Registry Editor is an advanced tool for viewing and changing settings in your system registry, which contains information about how your computer runs. Windows stores its configuration information in a database (the registry) that is organized in a tree format. Although Registry Editor enables you to inspect and modify the registry, normally you do not need to do so, and making incorrect changes can break your system. An advanced user who is prepared to both edit and restore the registry can safely use Registry Editor for such tasks as eliminating duplicate entries or deleting entries for programs that have been uninstalled or deleted.
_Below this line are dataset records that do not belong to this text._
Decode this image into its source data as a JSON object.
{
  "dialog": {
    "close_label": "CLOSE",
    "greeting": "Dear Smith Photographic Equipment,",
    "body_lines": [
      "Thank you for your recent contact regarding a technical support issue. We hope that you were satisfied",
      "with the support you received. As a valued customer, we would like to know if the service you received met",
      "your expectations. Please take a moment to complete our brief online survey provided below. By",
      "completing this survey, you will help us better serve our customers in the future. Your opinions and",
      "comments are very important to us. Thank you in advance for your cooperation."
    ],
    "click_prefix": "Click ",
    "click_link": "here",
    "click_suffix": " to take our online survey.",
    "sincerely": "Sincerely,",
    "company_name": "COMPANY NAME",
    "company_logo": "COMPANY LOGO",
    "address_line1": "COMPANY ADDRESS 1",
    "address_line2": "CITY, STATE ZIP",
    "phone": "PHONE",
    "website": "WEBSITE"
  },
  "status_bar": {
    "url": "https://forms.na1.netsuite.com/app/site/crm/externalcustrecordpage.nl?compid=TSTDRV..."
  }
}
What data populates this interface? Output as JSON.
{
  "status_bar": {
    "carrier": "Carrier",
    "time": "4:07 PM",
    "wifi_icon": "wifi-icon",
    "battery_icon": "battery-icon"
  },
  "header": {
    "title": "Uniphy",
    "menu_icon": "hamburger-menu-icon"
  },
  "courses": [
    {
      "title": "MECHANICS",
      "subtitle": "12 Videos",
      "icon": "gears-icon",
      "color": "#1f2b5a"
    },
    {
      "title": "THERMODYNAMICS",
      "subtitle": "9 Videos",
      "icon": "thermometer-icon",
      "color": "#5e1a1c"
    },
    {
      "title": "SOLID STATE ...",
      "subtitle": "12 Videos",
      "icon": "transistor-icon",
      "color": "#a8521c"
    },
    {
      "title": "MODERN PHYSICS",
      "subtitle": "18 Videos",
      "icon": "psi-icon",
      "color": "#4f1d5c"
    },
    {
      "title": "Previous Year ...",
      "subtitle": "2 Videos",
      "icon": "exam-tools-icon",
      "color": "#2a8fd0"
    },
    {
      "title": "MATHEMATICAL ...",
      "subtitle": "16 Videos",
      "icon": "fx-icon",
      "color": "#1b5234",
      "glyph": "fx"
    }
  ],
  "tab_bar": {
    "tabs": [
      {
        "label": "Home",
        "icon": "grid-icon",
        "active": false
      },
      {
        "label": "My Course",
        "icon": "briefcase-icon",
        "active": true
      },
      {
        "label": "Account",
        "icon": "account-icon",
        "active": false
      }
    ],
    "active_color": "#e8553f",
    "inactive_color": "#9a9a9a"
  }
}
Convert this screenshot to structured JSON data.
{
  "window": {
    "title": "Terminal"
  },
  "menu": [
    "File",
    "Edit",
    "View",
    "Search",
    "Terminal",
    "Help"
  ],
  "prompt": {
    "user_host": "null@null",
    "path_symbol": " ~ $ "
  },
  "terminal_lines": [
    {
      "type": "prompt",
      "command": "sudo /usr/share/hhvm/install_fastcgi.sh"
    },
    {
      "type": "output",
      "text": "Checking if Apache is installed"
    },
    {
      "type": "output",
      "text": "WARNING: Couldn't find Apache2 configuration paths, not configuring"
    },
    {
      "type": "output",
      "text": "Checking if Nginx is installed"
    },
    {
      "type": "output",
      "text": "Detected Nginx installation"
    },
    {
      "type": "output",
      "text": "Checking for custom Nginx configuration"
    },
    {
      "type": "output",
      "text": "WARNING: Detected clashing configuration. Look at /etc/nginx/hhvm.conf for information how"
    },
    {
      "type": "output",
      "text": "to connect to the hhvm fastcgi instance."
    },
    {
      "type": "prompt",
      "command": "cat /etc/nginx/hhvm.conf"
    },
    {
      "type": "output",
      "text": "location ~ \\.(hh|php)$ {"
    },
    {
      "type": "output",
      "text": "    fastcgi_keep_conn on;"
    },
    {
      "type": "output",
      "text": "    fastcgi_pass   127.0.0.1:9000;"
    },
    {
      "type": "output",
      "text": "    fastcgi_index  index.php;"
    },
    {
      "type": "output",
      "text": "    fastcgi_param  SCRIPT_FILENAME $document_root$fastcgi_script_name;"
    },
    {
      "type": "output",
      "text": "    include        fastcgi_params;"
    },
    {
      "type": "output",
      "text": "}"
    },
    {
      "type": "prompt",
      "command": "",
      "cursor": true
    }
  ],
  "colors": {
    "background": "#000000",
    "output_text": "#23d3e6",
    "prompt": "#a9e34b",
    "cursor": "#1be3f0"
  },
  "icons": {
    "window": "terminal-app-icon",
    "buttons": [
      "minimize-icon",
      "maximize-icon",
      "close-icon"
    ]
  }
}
Using Registry Editor with Windows XP, 64-Bit Edition
The registry in Windows XP, 64-Bit Edition is divided into 32-bit and 64-bit keys. Many of the 32-bit keys have the same names as their 64-bit counterparts, and vice versa. The default, 64-bit version of Registry Editor that comes with Windows XP, 64-Bit Edition displays only the 64-bit keys.
To view or edit 32-bit keys from the registry of a computer running Windows XP, 64-Bit Edition, you must use the 32-bit version of Registry Editor in the %systemroot%\Syswow64 folder. You must close the 64-bit version of Registry Editor before you can open the 32-bit version, and vice versa. There are no differences in the way you perform tasks between the 32-bit version of Registry Editor and the 64-bit version of Registry Editor.
To open the 32-bit version of Registry Editor, click Start, click Run, type %systemroot%\syswow64\regedit, and click OK.